Space is really not our future. Our future is, for better or worse, right here in this gravity well.
Sorry to be a bummer.
Europe had a launcher (Score:4, Informative)
"ESRO enjoyed its first big success in 1968 with the launch of ESRO 2B, an astronomy survey orbiter that was delivered to orbit utilizing a Scout rocket from the Western Test Range in California. But the establishment of a European launch vehicle, which was eventually named Europa, didn't progress as hoped. Several nations collaborated on the vehicle, with the United Kingdom developing the first stage (based on the “Blue Streak” ballistic missile), France the second stage, and Germany the third. Europa experienced many growing pains, cost overruns, and a lack of focus. Successive rocket stage failures eventually doomed the program."

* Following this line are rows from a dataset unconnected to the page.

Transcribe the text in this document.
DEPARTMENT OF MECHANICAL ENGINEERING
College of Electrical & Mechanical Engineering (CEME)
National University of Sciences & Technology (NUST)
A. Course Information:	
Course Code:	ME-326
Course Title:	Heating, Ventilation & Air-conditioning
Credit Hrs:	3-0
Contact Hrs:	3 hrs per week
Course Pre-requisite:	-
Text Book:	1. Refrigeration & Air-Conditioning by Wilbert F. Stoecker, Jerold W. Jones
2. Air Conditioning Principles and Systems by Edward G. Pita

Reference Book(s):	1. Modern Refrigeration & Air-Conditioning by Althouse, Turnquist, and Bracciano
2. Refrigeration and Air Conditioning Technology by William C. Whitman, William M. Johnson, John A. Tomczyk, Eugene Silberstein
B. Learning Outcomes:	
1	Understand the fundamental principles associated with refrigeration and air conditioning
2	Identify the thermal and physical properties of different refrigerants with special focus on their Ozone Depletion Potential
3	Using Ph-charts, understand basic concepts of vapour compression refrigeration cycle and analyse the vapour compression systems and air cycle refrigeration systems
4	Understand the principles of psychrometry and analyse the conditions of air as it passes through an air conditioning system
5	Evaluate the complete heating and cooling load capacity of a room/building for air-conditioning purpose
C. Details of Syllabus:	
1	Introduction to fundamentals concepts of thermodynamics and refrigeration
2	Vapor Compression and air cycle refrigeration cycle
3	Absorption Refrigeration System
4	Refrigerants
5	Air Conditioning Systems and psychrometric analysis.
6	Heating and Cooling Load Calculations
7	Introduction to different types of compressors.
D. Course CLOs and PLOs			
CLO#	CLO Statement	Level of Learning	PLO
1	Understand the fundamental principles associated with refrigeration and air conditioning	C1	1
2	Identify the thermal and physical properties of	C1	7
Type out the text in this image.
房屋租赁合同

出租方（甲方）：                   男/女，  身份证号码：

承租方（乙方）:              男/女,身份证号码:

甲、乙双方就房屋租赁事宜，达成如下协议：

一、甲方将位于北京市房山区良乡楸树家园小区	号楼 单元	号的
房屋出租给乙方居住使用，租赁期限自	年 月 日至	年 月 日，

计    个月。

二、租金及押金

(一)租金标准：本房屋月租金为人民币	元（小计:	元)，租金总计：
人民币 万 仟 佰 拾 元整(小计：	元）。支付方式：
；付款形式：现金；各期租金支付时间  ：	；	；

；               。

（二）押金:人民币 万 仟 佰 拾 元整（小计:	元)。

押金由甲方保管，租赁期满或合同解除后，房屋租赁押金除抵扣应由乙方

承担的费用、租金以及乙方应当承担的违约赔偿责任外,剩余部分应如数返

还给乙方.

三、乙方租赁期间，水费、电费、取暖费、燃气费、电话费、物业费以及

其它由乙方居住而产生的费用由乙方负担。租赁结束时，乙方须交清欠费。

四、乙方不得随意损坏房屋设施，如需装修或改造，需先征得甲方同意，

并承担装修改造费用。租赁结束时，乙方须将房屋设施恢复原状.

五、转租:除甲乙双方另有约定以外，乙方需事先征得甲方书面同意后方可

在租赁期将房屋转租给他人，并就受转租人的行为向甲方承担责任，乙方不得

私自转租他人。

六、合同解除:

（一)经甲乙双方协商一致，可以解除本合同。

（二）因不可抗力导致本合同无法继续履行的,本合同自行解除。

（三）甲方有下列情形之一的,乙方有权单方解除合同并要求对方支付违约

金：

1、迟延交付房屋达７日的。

What isn't mentioned is that there were 2 countries that had developed space programs with a launch capability by 1971 in the same time period as they were trying to develop Europa. The French had the Diamant launch system, and in the same period the UK developed the same Blue Streak missile technology, used on the Europa first stage, into the Black Arrow rocket. Both countries had successfully launched satellites by 1971. The Europa launch system was your obvious european politically driven mixture of technology from UK, France and West Germany with the divisions causing confusion and poor communication between the engineering teams. Result was it failed, got scrapped and the Ariane launch system was developed and put together by the French, which makes sense as they had the most experience and success with their own launch vehicle. The UK dropped their space launch capability and decided to focus on what would become ESA, making them the only country to have developed a national satellite launch capability and then to have dropped it.